Muslim yakin, mesjid: milik Allah Swt. tempat sujud, mengabdi kepada Allah Swt. dalam arti yang luas. Mesjid wajib dipelihara sehingga berdaya guna dan lestari adanya.

وَأَنَّ الْمَسَاجِدَ لِلَّهِ فَلا تَدْعُوا مَعَ اللَّهِ أَحَدًا (١٨)

Dan sesungguhnya mesjid-mesjid itu adalah kepunyaan Allah. Maka janganlah kamu menyembah seseorangpun di dalamnya di samping (menyembah) Allah. (Q.S. Al Jin (72):18).

Muslim berkewajiban memberdayaan, memakmurkan mesjid dengan dasar beriman, bertakwa dengan sbenar-benarnya, mengaktifkan berbagai kegiatan keagamaan di mesjid, yang pokok jaga kersihannya.

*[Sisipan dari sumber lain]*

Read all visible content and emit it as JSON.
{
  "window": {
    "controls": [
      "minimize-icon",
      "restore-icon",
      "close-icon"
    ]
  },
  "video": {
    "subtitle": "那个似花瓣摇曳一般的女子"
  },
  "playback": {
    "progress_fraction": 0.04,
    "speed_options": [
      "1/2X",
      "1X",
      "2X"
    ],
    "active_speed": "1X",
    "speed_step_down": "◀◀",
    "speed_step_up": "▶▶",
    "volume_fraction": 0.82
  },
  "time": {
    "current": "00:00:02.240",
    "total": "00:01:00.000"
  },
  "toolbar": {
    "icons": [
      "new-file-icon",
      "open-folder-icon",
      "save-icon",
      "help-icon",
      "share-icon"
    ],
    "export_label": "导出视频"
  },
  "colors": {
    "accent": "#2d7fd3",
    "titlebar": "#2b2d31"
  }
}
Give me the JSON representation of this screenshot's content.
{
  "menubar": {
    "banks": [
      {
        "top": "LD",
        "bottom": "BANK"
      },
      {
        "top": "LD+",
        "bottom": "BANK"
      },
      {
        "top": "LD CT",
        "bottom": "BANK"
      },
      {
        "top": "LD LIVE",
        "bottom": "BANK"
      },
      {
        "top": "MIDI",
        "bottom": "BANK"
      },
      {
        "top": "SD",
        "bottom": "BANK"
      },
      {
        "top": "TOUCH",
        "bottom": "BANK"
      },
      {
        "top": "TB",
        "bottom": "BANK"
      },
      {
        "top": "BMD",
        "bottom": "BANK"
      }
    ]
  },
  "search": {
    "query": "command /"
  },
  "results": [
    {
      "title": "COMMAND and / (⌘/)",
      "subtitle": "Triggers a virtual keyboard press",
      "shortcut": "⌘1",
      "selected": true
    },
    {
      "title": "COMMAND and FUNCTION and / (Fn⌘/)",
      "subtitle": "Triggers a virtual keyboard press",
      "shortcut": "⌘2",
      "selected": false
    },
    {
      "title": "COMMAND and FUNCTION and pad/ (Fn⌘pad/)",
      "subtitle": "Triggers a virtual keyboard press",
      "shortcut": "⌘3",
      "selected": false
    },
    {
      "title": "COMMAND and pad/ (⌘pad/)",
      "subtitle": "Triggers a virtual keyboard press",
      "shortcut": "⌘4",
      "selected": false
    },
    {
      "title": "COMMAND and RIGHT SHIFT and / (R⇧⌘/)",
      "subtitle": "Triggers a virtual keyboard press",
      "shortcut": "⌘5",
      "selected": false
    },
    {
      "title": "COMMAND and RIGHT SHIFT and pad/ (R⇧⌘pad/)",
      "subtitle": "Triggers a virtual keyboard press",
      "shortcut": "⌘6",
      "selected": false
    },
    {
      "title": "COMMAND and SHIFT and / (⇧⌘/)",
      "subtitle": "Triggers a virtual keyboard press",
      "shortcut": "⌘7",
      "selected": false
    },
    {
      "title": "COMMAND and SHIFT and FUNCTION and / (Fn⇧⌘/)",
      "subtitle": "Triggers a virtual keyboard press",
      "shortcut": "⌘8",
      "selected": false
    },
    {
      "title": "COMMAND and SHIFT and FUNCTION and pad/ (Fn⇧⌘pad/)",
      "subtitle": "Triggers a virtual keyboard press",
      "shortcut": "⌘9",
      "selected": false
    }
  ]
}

إِنَّمَا يَعْمُرُ مَسَاجِدَ اللَّهِ مَنْ آمَنَ بِاللَّهِ وَالْيَوْمِ الآخِرِ وَأَقَامَ الصَّلاةَ وَآتَى الزَّكَاةَ وَلَمْ يَخْشَ إِلا اللَّهَ فَعَسَى أُولَئِكَ أَنْ يَكُونُوا مِنَ الْمُهْتَدِينَ (١٨)

Hanyalah yang memakmurkan mesjid-mesjid Allah ialah orang-orang yang beriman kepada Allah dan hari kemudian, serta tetap mendirikan shalat, menunaikan zakat dan tidak takut (kepada siapapun) selain kepada Allah, maka merekalah orang-orang yang diharapkan termasuk golongan orang-orang yang mendapat petunjuk.” (Q.S. At Taubah (9):18).

Mesjid memiliki urgensi, kedudukan besar dan agung dalam masyarakat umumnya dan masyarakat Islam khususnya, sehingga disadari kurang sempurna adanya jika mesjid hanya digunakan untuk shalat.

فِي بُيُوتٍ أَذِنَ اللَّهُ أَنْ تُرْفَعَ وَيُذْكَرَ فِيهَا اسْمُهُ يُسَبِّحُ لَهُ فِيهَا بِالْغُدُوِّ وَالآصَالِ (٣٦)رِجَالٌ لا تُلْهِيهِمْ تِجَارَةٌ وَلا بَيْعٌ عَنْ ذِكْرِ اللَّهِ وَإِقَامِ الصَّلاةِ وَإِيتَاءِ الزَّكَاةِ يَخَافُونَ يَوْمًا تَتَقَلَّبُ فِيهِ الْقُلُوبُ وَالأبْصَارُ (٣٧)

36. Bertasbih [1041] kepada Allah di msjid-mesjid yang telah diperintahkan untuk dimuliakan dan disebut nama-Nya di dalamnya, pada waktu pagi dan waktu petang. 37. laki-laki yang tidak dilalaikan oleh perniagaan dan tidak (pula) oleh jual beli dari mengingati Allah, dan (dari) mendirikan shalat, dan (dari) membayarkan zakat. Mereka takut kepada suatu hari yang (di hari itu) hati dan penglihatan menjadi goncang. (Q.S. An Nuur (24):36-37). [1041] Yang bertasbih ialah laki-laki yang tersebut pada ayat 37 berikut.